多彩な“その後”に触れた早花さん。「みなさん共通して、やりたいと思ったことに一歩踏み出すという勇気があった方なんだろうなと思って。もちろん才能もおありの方ですが、最初はちょっと気後れしてしまうようなことでも『やってみよう』と踏み出す力が大事なんだなと」。取材を重ねる度に心は燃えた。

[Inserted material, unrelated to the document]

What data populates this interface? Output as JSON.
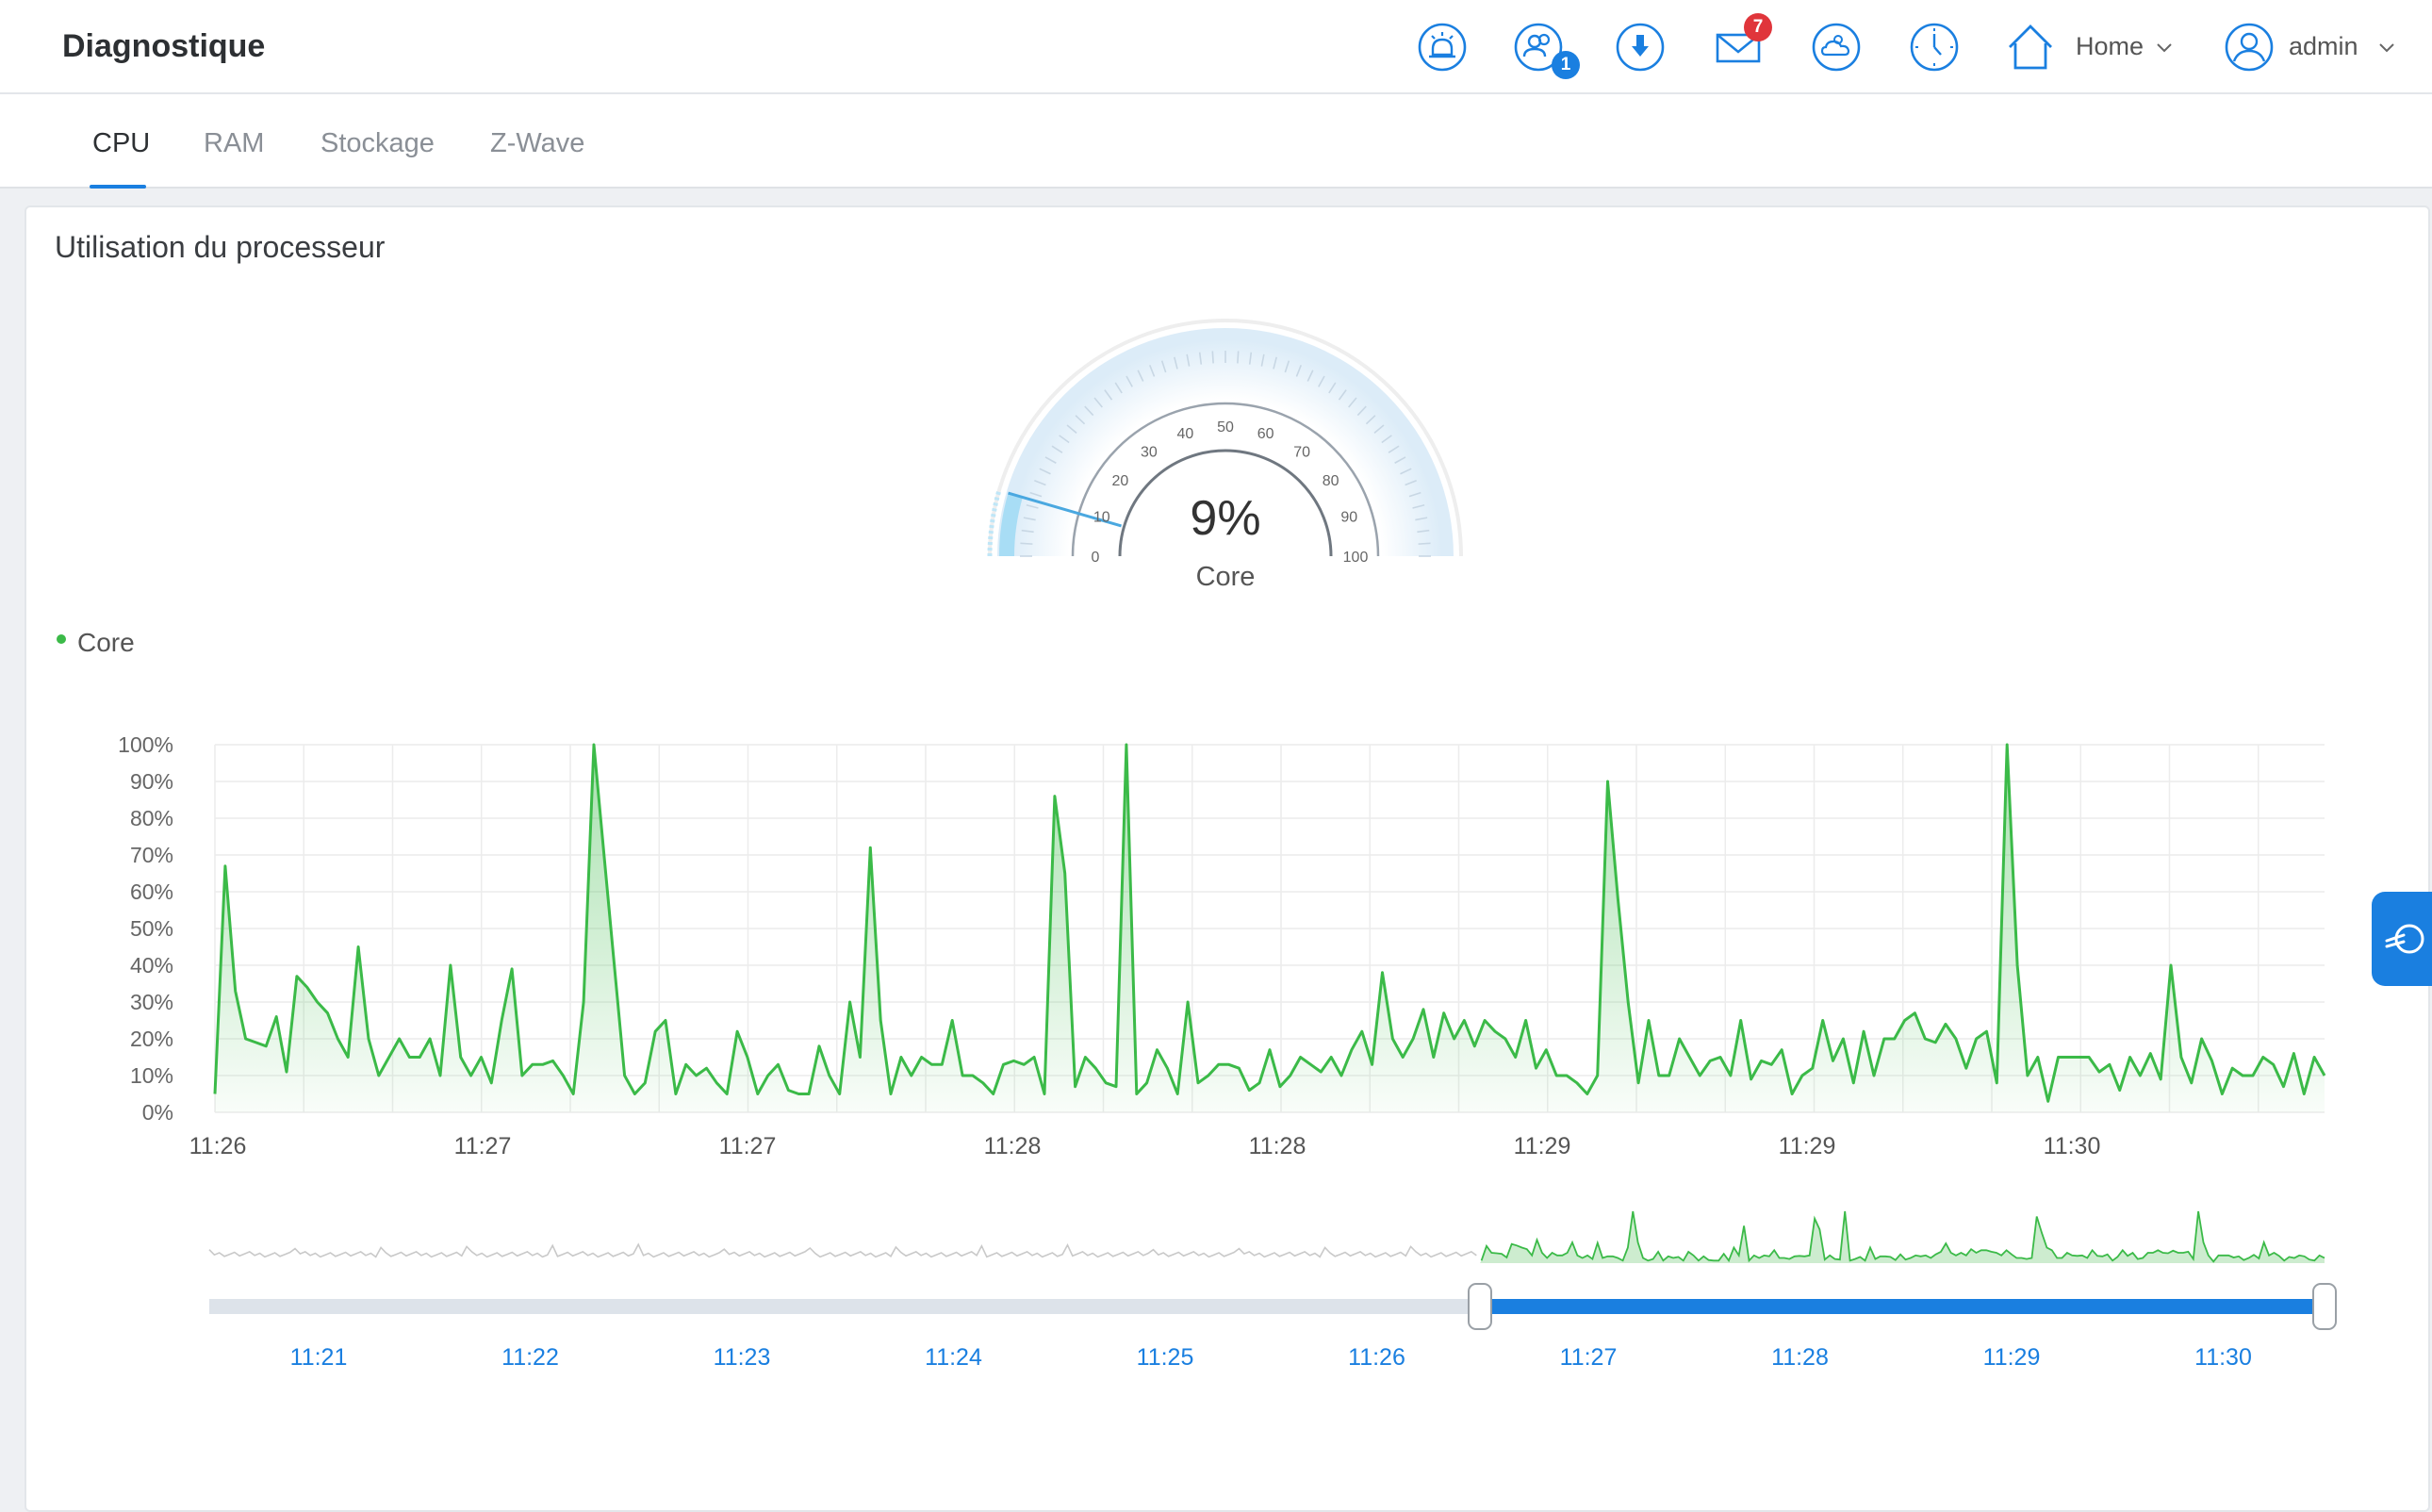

9人の取材で早花さんは「宝塚とはどんな場所だった?」という問いかけをしている。「愛を学んだ場所」「生活必需品」「生まれた場所、死にたい場所」「人生の基盤」…。全員答えは違った。同じ質問を今回、早花さんにしてみると「楽しい時間でしたよ」と優しく振り返ったあとに、ひと呼吸置いた。「9人の答えを聞いた後では、もう一度、『何なんだろうな』って、自分に問いかけています」
自身のセカンドキャリアについても気づきがあった。「今回本を作るにあたって、たくさんの人に支えていただいたり教えていただいて、私にとって人との出会いは必要不可欠と思い知らされました。いろんな方に自分から出会いに行き、人と関わることを大切にしたい」
今後も書くことは続けていくつもりだ。「戦争を経験した方に、いつかお話を聞くというのは今やってみたいことの一つです。時がたつにつれて、どんどん少なくなってきてしまうので…。お話を聞いて文字にするということは挑戦したい」。夢の世界を卒業しても、人生を懸けた夢を追いかけることはできる。
◆早花 まこ(さはな・まこ)1982年1月19日、東京都生まれ。41歳。2002年に88期生として宝塚に入団し、星組公演「LUCKY STAR!」で初舞台。雪組に配属され18年間在籍し、20年3月に退団。現在は新潮社の本の総合情報サイト「Book Bang」で「ザ・ブックレビュー 宝塚の本箱」を連載中。